Что я и сделал. Пожалуйста, подпольная память-инкогнито (ещё одна моя безответная тайна: тайны преследуются у нас по законам психологии), не наворачивай больше таких же толстозадых фраз. (Паразиты!!!) Отдыха, отдыха мне! как человеку. Давно пора. Смутиль какая! (Крадучись.)
Итак, пора. Антисемутчики! вас, выскочки из прямых углов, пупки элементарности, светлячки одномерного хаоса, остудить здесь (вместо нас), а?.. Но… для всех винтиков хватит ли мест?
Посему!
Люди, братья, отпустите меня погулять. Я так хочу пройтись по местам, где ещё осталась архитектура. Пойти туда, сюда... Я вымираю от нынешнего зодчества, подражающего Аду. Я пухну без изящных излишеств! Я задыхаюсь в перпендикулярах! Люди, братья... Отпустите меня, грешного. Мне жутко жить тут по минутам и схемам. Братья, люди...
Мечта! Целуй свой дамский локоть. Розовая дура.
Ах, этот закат, облака... Где у вас форма, где содержание? “Водяной пар”– содержание.2 Нет, так дальше продолжаться не будет! Иду брать я (из столовой, вестимо) два помойных ведра и лопату: я возвращаю ваш автопортрет – нюхайте и краснейте... Ага! Пробрало?
Не дают. Мал, говорят. Зеркалом тычут в морду. Да-а. Человек – это игра: свобода ва-банк. Ангел с клыками. На крыльях – гири удовольствий. Приёмный покой и петля своеволья.
О дайте, дайте мне парочку антисемизавров запечатлеть на века! Стыд вам, критики в жидких перчатках! Позор вам, голубые лубки с голыми коленками во льне!

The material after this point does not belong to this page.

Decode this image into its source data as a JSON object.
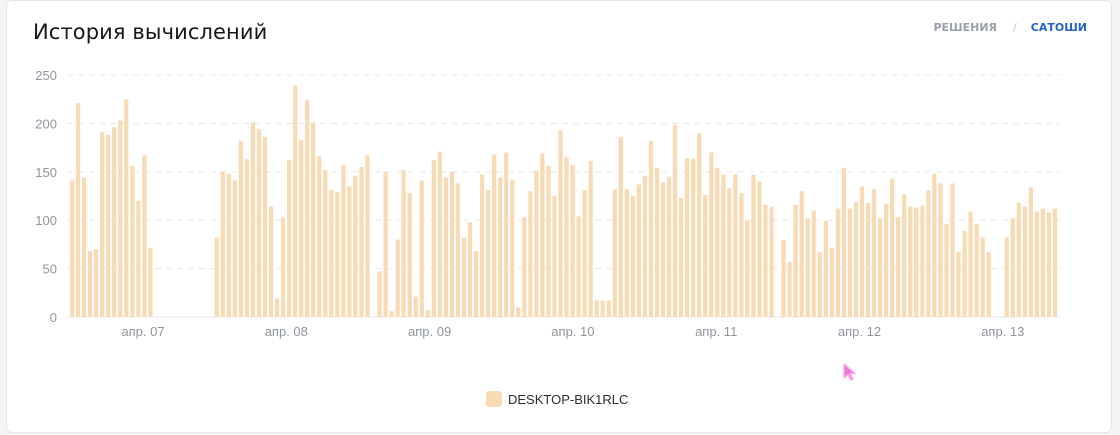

Таков, канцтоварищи, реализм кастрированной прозы: мы – здесь, животные – в зоопарке, а судьи кто, те бесятся на воле.
Таким образом: пересчитав в уме оставшиеся результаты труда, я всё понял на две четверти. Ну, около того. Ориентировочно! В уме трудно сказать точно. (Счётчик сломан.) Люблю закругляться с выходом в речь!
До новых, как говорят нам здесь на дорожку, встреч неизбежных. А мы – не за горами. Мы – рядом. (Как солнышко.) Живите! если хотите. Или – можете? (Развязка близится.) С нашей вам прозрачностью!